Exposure is never bad.

Oh, Gee!!
10-02-2007, 11:38 AM
he should have terminated them all with extreme prejudice.

Whisky Dog
10-02-2007, 11:41 AM
You know things are fucked up when a Rambo movie could even remotely be mistaken for a documentary.

101A
10-02-2007, 01:38 PM
Myanmar government sucks.

Duff McCartney
10-03-2007, 11:46 AM
Hmmm...cruel dictator, oppressed people, democracy starved....sounds like we should invade Burma.

We should...but we never will.

xrayzebra
10-03-2007, 02:09 PM
Well no problem about the Sudan, Carter has it covered. Wonder
why he didn't take Clinton, the elder statesman, with him. He is
the one who left the problem on the fire.



Carter Gets Into Shouting Match in Sudan
Oct 3 01:22 PM US/Eastern
By ALFRED de MONTESQUIOU
Associated Press Writer
KABKABIYA, Sudan (AP) - Former President Carter got in a shouting match Wednesday with Sudanese security services who blocked him from a town in Darfur where he was trying to meet with refugees from the ongoing conflict.

The 83-year-old Carter walked into this highly volatile pro-Sudanese government town to meet refugees too frightened to attend a scheduled meeting at a nearby compound. He was able to make it to a school where he met with one tribal representative and was preparing to go further into the town when Sudanese security officers stopped him.

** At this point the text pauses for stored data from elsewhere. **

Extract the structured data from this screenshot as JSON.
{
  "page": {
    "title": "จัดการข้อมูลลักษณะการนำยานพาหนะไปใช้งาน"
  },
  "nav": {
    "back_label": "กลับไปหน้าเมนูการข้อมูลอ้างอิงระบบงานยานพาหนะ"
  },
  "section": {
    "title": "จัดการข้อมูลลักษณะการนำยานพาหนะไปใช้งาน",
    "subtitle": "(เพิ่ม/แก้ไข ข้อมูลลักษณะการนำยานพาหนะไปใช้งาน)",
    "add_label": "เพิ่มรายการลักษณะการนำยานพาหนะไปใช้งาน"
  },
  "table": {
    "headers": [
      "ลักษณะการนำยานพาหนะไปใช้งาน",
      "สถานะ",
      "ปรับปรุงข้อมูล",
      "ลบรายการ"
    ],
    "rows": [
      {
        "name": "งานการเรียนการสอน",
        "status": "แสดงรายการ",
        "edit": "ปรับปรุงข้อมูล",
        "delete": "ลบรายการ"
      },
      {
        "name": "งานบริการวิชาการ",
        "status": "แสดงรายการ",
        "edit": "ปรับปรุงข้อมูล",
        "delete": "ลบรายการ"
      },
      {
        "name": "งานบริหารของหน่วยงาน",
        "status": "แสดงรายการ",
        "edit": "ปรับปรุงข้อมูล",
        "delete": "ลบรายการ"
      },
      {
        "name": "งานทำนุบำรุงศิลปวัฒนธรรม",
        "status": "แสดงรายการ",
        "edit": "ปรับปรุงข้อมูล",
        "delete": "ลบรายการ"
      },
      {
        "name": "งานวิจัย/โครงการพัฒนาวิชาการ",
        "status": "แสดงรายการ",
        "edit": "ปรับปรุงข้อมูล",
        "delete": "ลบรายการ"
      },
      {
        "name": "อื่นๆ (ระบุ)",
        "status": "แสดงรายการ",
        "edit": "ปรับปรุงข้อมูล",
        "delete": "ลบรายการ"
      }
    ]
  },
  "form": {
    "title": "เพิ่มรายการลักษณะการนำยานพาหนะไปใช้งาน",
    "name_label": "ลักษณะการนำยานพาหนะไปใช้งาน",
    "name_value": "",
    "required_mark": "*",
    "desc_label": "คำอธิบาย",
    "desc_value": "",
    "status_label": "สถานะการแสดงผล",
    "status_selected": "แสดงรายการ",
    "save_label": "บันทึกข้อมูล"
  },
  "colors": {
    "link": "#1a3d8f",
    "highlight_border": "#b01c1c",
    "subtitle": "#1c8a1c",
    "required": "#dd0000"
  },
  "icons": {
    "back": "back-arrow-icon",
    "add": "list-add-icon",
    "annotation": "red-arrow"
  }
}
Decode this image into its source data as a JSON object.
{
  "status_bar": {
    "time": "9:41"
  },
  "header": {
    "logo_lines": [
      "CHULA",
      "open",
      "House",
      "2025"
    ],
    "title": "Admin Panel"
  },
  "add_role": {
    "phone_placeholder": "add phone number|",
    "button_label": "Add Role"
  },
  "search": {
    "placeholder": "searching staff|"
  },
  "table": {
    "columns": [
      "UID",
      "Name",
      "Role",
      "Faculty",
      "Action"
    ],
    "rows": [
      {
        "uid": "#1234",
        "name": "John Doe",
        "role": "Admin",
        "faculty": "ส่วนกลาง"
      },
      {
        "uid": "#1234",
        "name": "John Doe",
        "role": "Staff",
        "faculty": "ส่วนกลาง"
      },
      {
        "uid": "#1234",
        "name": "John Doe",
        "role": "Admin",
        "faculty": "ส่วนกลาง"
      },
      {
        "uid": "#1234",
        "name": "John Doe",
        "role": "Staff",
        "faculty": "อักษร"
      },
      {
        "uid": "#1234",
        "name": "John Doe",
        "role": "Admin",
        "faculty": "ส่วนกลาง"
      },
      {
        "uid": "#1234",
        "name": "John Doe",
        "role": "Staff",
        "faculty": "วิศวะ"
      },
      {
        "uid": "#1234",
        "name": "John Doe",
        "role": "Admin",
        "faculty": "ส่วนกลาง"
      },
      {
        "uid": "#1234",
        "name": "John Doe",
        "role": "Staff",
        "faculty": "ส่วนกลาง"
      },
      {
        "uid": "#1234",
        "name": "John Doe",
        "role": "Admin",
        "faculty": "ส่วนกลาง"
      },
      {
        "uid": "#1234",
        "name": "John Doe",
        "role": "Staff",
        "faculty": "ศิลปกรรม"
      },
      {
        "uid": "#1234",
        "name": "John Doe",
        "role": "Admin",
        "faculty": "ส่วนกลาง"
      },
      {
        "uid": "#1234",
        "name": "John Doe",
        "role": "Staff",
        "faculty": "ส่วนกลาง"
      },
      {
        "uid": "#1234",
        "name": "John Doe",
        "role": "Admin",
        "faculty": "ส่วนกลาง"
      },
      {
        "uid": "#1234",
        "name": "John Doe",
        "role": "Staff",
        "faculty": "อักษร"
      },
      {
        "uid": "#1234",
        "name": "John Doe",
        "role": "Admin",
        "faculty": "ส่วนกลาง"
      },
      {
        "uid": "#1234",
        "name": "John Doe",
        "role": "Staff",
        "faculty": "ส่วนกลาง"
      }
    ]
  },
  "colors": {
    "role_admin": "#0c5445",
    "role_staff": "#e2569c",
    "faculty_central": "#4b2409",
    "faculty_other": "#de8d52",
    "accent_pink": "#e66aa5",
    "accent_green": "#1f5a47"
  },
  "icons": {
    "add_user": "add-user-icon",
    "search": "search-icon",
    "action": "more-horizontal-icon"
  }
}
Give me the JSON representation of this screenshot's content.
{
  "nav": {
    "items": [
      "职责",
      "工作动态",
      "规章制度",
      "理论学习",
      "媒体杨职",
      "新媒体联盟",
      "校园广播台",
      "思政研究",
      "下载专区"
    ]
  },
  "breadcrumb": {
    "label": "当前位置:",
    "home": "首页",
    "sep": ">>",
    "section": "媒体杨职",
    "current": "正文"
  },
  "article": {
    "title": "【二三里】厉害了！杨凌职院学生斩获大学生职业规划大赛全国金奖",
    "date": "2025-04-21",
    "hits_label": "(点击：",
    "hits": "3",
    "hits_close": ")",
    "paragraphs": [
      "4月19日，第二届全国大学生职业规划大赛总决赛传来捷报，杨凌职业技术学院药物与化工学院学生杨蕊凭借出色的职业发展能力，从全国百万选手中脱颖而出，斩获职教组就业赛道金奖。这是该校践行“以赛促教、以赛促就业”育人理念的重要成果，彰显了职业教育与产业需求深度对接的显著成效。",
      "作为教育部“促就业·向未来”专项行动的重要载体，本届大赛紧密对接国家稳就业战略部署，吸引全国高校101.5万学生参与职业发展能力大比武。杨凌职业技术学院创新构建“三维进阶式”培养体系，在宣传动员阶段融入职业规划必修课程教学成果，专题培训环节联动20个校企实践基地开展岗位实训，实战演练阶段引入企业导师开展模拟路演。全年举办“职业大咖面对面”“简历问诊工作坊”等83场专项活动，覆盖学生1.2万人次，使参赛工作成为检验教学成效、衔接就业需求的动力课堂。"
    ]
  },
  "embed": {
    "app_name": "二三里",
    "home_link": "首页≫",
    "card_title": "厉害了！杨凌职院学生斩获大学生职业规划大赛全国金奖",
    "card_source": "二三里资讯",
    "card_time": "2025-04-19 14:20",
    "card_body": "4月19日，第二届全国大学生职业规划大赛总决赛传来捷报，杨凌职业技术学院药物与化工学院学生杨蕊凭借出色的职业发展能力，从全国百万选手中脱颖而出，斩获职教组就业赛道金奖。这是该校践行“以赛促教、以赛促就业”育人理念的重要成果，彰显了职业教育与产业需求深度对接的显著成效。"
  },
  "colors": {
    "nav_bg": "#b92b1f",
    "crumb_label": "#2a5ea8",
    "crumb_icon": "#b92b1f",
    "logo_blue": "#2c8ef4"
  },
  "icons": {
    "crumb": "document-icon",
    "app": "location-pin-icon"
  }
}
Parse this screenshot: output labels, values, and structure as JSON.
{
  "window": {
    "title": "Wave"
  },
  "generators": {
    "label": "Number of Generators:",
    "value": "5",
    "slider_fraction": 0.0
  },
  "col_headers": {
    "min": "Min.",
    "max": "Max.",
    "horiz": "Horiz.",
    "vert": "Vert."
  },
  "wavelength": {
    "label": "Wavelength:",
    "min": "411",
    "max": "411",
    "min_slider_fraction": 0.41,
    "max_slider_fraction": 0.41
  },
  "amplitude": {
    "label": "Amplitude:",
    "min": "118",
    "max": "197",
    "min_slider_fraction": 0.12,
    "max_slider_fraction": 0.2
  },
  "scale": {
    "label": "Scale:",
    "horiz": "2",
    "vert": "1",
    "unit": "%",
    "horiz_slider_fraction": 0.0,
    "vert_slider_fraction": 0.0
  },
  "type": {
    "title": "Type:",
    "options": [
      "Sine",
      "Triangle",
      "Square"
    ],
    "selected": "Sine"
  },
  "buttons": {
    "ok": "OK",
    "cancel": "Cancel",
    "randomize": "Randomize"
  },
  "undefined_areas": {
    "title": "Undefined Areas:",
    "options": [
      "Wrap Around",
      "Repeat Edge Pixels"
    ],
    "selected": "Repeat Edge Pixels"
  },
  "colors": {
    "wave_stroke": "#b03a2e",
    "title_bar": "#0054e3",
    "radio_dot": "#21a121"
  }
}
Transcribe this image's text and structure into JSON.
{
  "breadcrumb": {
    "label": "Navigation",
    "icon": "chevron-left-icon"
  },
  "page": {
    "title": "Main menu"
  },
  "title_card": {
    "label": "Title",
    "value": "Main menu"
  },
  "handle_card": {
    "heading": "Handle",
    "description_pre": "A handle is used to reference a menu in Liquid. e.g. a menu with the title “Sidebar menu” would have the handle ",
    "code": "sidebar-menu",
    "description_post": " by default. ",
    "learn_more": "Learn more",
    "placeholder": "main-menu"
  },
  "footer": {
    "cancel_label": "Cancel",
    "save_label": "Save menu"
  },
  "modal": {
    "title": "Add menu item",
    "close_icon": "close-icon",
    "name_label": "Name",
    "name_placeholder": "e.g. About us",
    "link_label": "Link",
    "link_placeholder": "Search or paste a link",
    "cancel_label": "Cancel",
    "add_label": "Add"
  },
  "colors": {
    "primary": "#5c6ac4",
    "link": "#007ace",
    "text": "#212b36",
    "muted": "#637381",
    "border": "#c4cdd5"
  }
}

"You can't go. It's not on the program!" the local security chief, who only gave his first name as Omar, yelled at Carter, who is in Darfur as part of a delegation of respected international figures known as "The Elders."

"We're going to anyway!" an angry Carter retorted as a crowd began to gather. "You don't have the power to stop me."

U.N. officials told Carter's entourage the Sudanese state police could bar his way. Carter's traveling companions, billionaire businessman Richard Branson and Graca Machel, the wife of former South African President Nelson Mandela, tried to ease his frustration and his Secret Service detail urged him to get into a car and leave.

"I'll tell President Bashir about this," Carter said, referring to Sudanese President Omar al-Bashir.

Carter later agreed to a compromise by which tribal representatives would be brought to him at another location later Wednesday. But the refugee delegates never showed up.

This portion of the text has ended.